American Divorce Trends

While there are hundreds of potential reasons for a divorce, not all of the factors that contribute to divorce are in control of you or your spouse. A surprising array of factors outside a couple affects their chances of divorce.

One of the first and most obvious is a change in divorce laws. In the 1960s and 1970s, when laws were changed to allow no-fault divorces, and the ways that child support and property were determined, the number of divorces doubled across the nation. People didn’t suddenly become less happy in their marriages; it was just easier to leave an unhappy marriage without becoming financially devastated.
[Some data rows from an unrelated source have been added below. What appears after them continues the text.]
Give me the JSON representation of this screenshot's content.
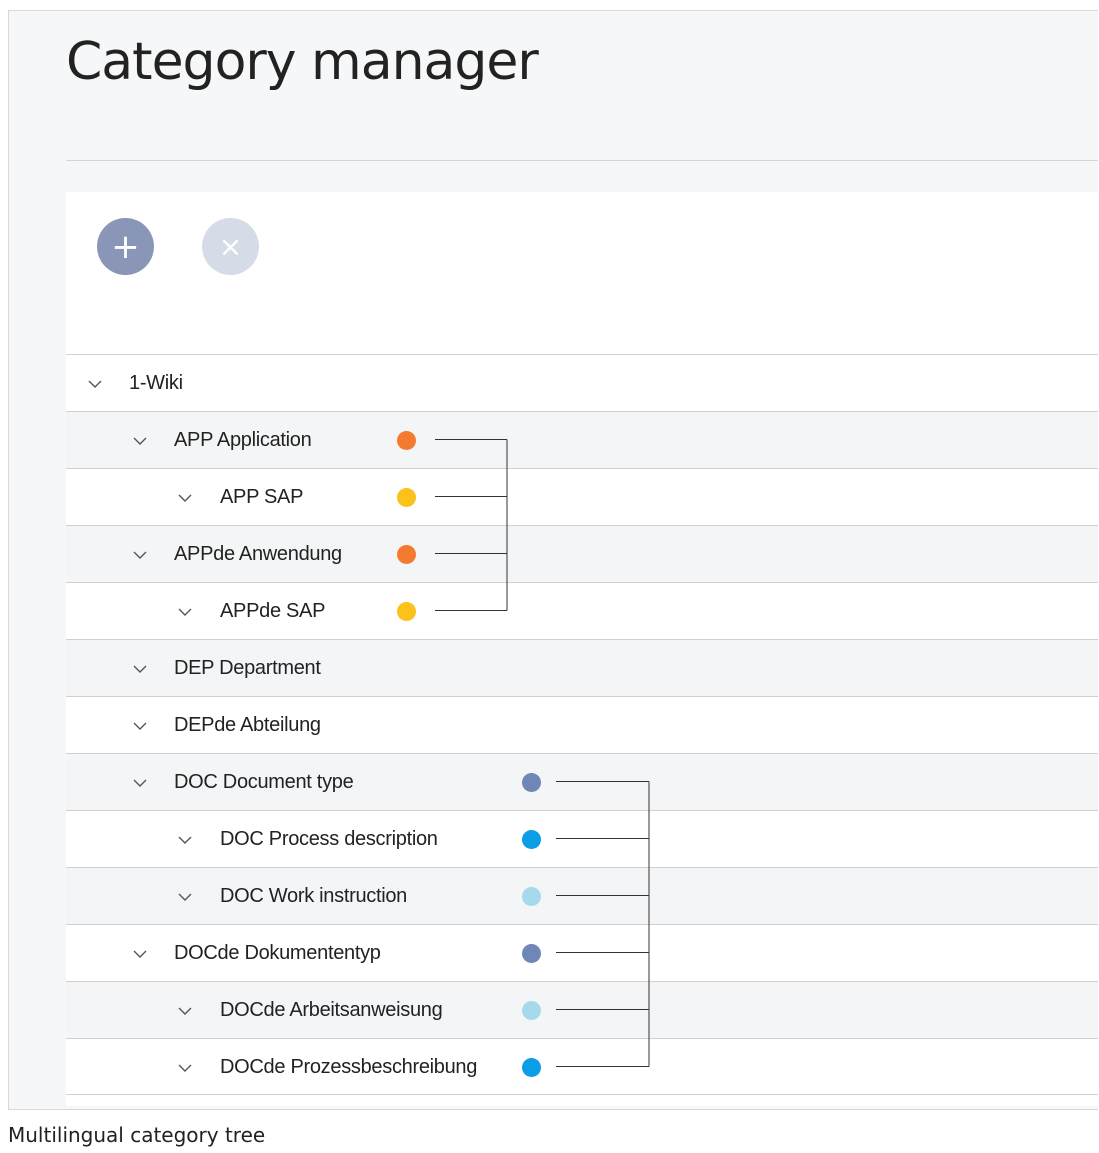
{
  "page": {
    "title": "Category manager",
    "caption": "Multilingual category tree"
  },
  "toolbar": {
    "add_icon": "+",
    "remove_icon": "×"
  },
  "colors": {
    "orange": "#f47a30",
    "yellow": "#fcc21a",
    "slate": "#6e87b7",
    "blue": "#0b9ee6",
    "lightblue": "#a6d9ea"
  },
  "tree": [
    {
      "label": "1-Wiki",
      "level": 0,
      "dot": null
    },
    {
      "label": "APP Application",
      "level": 1,
      "dot": "#f47a30"
    },
    {
      "label": "APP SAP",
      "level": 2,
      "dot": "#fcc21a"
    },
    {
      "label": "APPde Anwendung",
      "level": 1,
      "dot": "#f47a30"
    },
    {
      "label": "APPde SAP",
      "level": 2,
      "dot": "#fcc21a"
    },
    {
      "label": "DEP Department",
      "level": 1,
      "dot": null
    },
    {
      "label": "DEPde Abteilung",
      "level": 1,
      "dot": null
    },
    {
      "label": "DOC Document type",
      "level": 1,
      "dot": "#6e87b7"
    },
    {
      "label": "DOC Process description",
      "level": 2,
      "dot": "#0b9ee6"
    },
    {
      "label": "DOC Work instruction",
      "level": 2,
      "dot": "#a6d9ea"
    },
    {
      "label": "DOCde Dokumententyp",
      "level": 1,
      "dot": "#6e87b7"
    },
    {
      "label": "DOCde Arbeitsanweisung",
      "level": 2,
      "dot": "#a6d9ea"
    },
    {
      "label": "DOCde Prozessbeschreibung",
      "level": 2,
      "dot": "#0b9ee6"
    }
  ]
}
You would think that hard economic times would cause divorce rates to rise because of the stress that financial problems put on marriages. However, times of economic uncertainty, such as the Great Recession, actually lead to lower divorce rates. Experts theorize that couples try to ride out these financial problems together to see if things get better. Additionally, if one partner is unemployed, the other might choose to wait until he or she finds a job again before seeking a divorce.

Divorce papers are more likely to be filed during certain times of the year. January and February bring many divorces, because people will try to hold on through the holidays. While there is something to be said for moving on with a divorce and helping your family establish new expectations and new family traditions, it is also understandable to not want to add the stress of divorce negotiations to the stress of the holidays.

There are also demographic factors that are linked to the likelihood that a couple will divorce. People who are on a second or third marriage are more likely to divorce than those who are married for the first time. People whose parents divorced are also more likely to get a divorce themselves. Additionally, those who marry under the age of 30 have a higher incidence of divorce than those who wait until they are older.